Afin de déterminer si les patientes SEP présentaient une augmentation du pourcentage de cellules sanguines ayant une monosomie pour le chromosome X, une cohorte de 10 jumelles MZ discordantes pour la SEP fut réunie. Les cellules du sang périphérique furent

marquées par hybridation in situ à l’aide de sondes fluorescentes spécifiques pour les chromosomes X et Y (Figure 52a). Pour chaque individu, il fut compté dans chaque noyau (pour une moyenne de 750 noyaux) le nombre de chromosomes X et éventuellement de chromosome Y. La monosomie pour le chromosome X fut systématiquement confirmée par l’absence de chromosome Y dans le noyau. Le pourcentage de cellules présentant une monosomie du chromosome X était de à 4,1% chez les jumelles témoins contre 4,3% chez les jumelles souffrant de SEP. La comparaison intra-paire ne permit pas de mettre en évidence de différence dans la monosomie du chromosome X chez la jumelle souffrant de SEP par rapport à sa sœur saine servant de témoin (P = 0,8 ; Figure 52b). Ainsi, une plus forte monosomie du chromosome X ne semble pas être un phénomène associé à la SEP.

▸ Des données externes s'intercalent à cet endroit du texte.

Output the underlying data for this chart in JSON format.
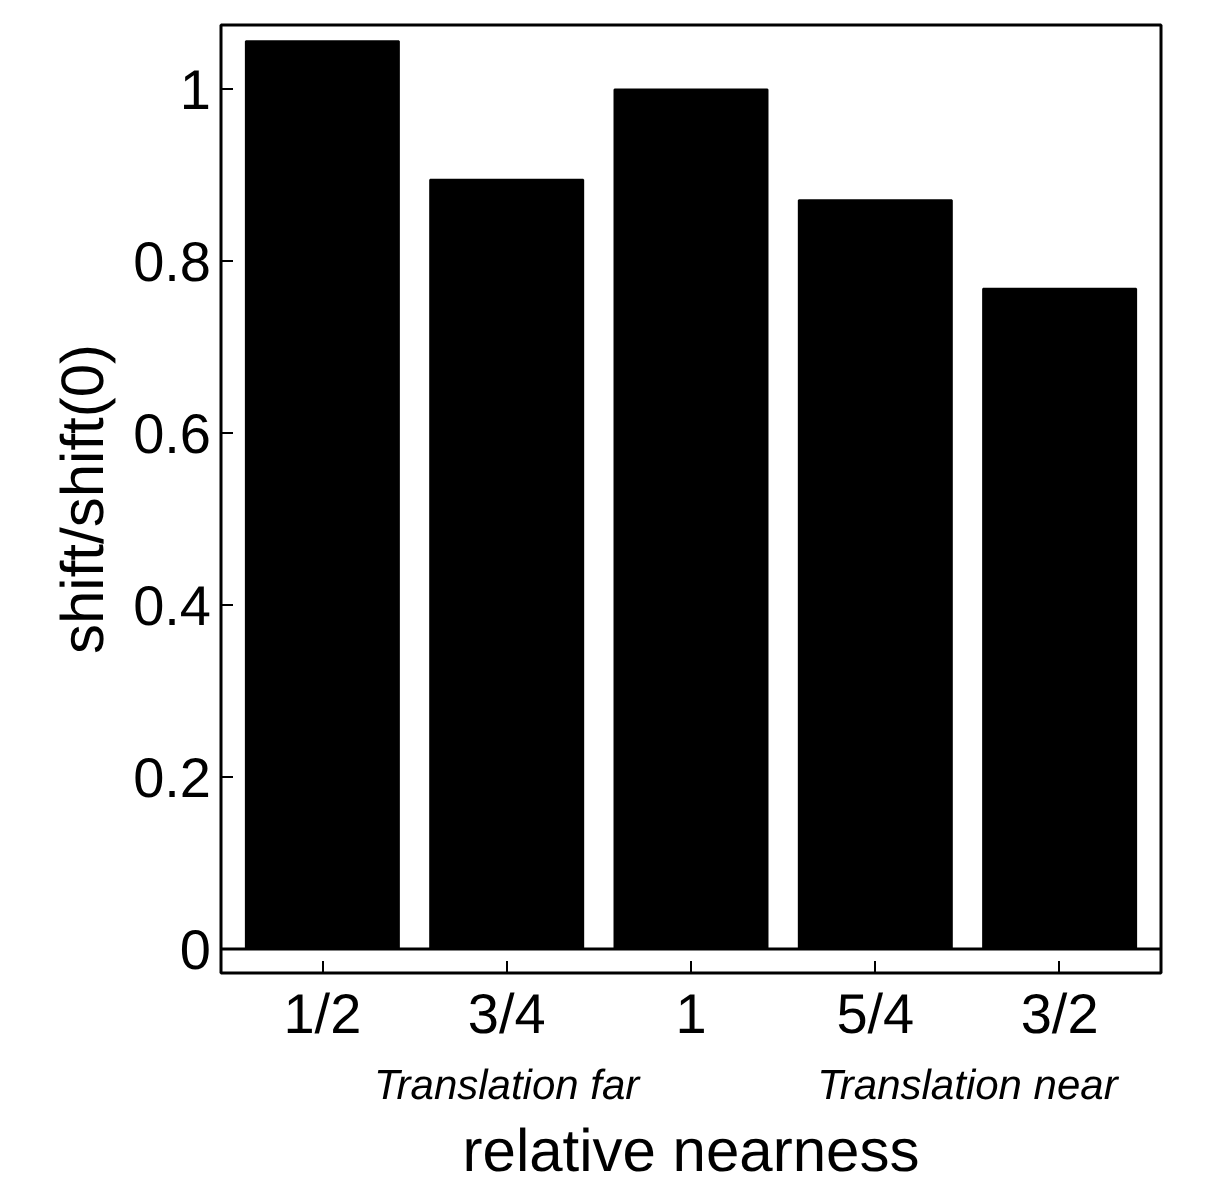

Figure 52 : Monosomie du chromosome X au sein de paires de jumelles MZ discordantes pour la SEP. (a)

Image obtenue en microscopie à champ large après marquage des chromosomes X et Y par hybridation in situ. L’image de gauche provient du marquage de cellules du sang périphérique d’une femme. Une cellule présentant une monosomie du chromosome X y est visible (flèche blanche). L’image de droite provient du marquage de cellules du sang périphérique d’un homme. Le noyau des cellules, marqué au DAPI, apparaît en bleu. Les sondes spécifiques des chromosomes X et Y apparaissent respectivement en vert et en rose. (b) Comparaison de la monosomie du chromosome X au sein de chaque paire de jumelles MZ discordantes pour la SEP. Les lignes noires relient chacune des sœurs d’une paire. N = 10 paires de jumelles MZ.